我们从操作系统的内核开始说起。从70年代开始,软件的I/O模式就是这样的:只要你需要访问disk的数据,你就会向kernal发起一个syscall,把一个指向某个buffer的指针传进去,然后读或者写磁盘。如果你不想频繁的发起大量的syscall,(因为用户进程发起syscall会消耗很多资源),你应该使用较大的buffer,这样每次多读一些,访问磁盘的次数也就少了。这也是为什么有人建议把Lucene的整个index都load到Java heap中的一个原因(使用RAMDirectory)。

但是所有的现代操作系统,像Linux,Windows(NT+), Mac OS X, 以及solaris都提供了一个更好的方式来完成I/O:他们用复杂的文件系统cache和内存管理来帮你buffer数据。其中最重要的一个feature叫做Virtual Memory,是一个处理超大数据(比如lucene index)的很好的解决方案。Virtual Memory是计算机体系结构的一个重要部分,实现它需要硬件级的支持,一般称作memory management unit(MMU),是CPU的一部分。它的工作方式非常简单:每个进程都有独立的虚拟地址空间,所有的library,堆,栈空间都映射在这个虚拟空间里。在大多数情况下,这个虚拟地址空间的起始偏移量都是0,在这里load程序代码,因为程序代码的地址指针不会变化。每个进程都会看到一个大的,不间断的先行地址空间,它被称为virtual memory,因为这个地址空间和physical memory没有半毛钱关系,只是进程看起来像memory而已。进程可以像访问真实内存一样访问这个虚拟地址空间,也不需要关心与此同时还有很多其他进程也在使用内存。底层的OS和MMU一起合作,把这些虚拟地址映射到真实的memory中。这个工作需要page table的帮助,page table由位于MMU硬件里的TLBs(translation lookaside buffers, 它cache了频繁被访问的page)支持。这样,OS可以把所有进程的内存访问请求发布到真实可用的物理内存上,而且对于运行的程序来说是完全透明的。

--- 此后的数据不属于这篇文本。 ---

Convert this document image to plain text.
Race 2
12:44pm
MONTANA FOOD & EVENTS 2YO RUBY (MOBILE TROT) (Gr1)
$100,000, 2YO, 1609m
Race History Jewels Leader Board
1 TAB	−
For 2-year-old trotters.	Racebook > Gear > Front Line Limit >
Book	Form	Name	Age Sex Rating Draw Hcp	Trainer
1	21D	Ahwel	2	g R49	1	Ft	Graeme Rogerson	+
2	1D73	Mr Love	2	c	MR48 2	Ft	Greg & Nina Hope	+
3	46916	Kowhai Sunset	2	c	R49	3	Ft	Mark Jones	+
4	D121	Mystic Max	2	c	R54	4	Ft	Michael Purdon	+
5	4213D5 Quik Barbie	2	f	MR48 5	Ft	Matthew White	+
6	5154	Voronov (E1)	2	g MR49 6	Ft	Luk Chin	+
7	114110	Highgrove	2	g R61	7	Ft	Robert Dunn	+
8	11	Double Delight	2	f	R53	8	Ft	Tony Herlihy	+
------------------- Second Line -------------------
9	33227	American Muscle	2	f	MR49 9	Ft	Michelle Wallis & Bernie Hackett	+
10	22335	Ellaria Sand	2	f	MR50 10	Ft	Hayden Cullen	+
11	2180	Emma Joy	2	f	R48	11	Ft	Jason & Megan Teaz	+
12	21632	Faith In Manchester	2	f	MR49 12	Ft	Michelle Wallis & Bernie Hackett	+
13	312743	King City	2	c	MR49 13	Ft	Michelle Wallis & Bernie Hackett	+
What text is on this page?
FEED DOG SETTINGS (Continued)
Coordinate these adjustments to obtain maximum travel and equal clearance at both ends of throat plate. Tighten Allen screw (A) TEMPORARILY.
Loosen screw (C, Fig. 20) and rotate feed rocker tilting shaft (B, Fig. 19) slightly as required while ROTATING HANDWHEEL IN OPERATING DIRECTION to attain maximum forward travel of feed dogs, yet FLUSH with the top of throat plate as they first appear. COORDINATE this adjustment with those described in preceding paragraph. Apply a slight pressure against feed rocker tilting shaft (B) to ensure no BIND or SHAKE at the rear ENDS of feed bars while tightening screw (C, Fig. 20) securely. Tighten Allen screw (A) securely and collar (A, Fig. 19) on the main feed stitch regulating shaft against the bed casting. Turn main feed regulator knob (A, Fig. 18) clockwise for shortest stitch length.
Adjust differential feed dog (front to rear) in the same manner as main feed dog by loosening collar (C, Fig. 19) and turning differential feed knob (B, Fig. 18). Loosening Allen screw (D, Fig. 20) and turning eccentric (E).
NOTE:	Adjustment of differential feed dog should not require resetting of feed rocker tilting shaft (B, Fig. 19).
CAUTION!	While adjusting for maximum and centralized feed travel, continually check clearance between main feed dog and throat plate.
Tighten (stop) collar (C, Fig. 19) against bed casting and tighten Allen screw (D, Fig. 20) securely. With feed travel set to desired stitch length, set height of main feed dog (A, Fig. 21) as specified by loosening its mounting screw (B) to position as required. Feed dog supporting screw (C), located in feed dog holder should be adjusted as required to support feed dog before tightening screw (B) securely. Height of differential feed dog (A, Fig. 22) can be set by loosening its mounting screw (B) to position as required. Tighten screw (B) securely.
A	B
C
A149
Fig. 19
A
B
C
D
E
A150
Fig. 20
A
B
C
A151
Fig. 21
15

Schematic drawing of virtual memory(image from Wikipedia [1]http://en.wikipedia.org/wiki/File:Virtual_memory.svg, licensed by CC BY-SA 3.0)

使用了这样的虚拟化之后,OS还需要做一件事:当物理内存不够的时候,OS要能决定swap out一些不再使用的pages,释放物理空间。当一个进程试着访问一个page out的虚拟地址时,它会再次被reload进内存。在这个过程里,用户进程不需要做任何事情,对进程来说,内存管理是完全透明的。这对应用程序来说是天大的好事,因为它不必关心内存是否够用。当然,这对于需要使用大量内存的应用,比如Lucene,也会来带一些问题。

Lucene & Virtual Memory

我们来看一个例子,假设我们把整个的索引load进了内存(其实是virtual memory)。如果我们分配了一个RAMDirectory,并且把所有的索引文件都load进去了,那么我们其实违背了OS的意愿。OS本身是会尽力优化磁盘访问,所以OS会在物理内存中cache住所有的磁盘IO。而我们把这些所有本应cache住的内容copy到了我们自己的虚拟地址空间了,消耗了大量的物理内存。而物理内存是有限的,OS可能会把我们分配的这个超大的RAMDirectory踢出物理内存,也就是放到了磁盘上(OS swap file)。事实上,我们是在和OS kernel打架,结果就是OS把我们辛辛苦苦从磁盘上读取的数据又踢回了磁盘。所以RAMDirectory并不是优化索引加载时耗的好主意。而且,RAMDirectory还有一些和GC以及concurrency相关的问题。因为数据存储在swap space,JAVA的GC要清理它是很费劲的。这会导致大量的磁盘IO,很慢的索引访问速度,以及由于GC不方便而导致的长达数分钟的延迟。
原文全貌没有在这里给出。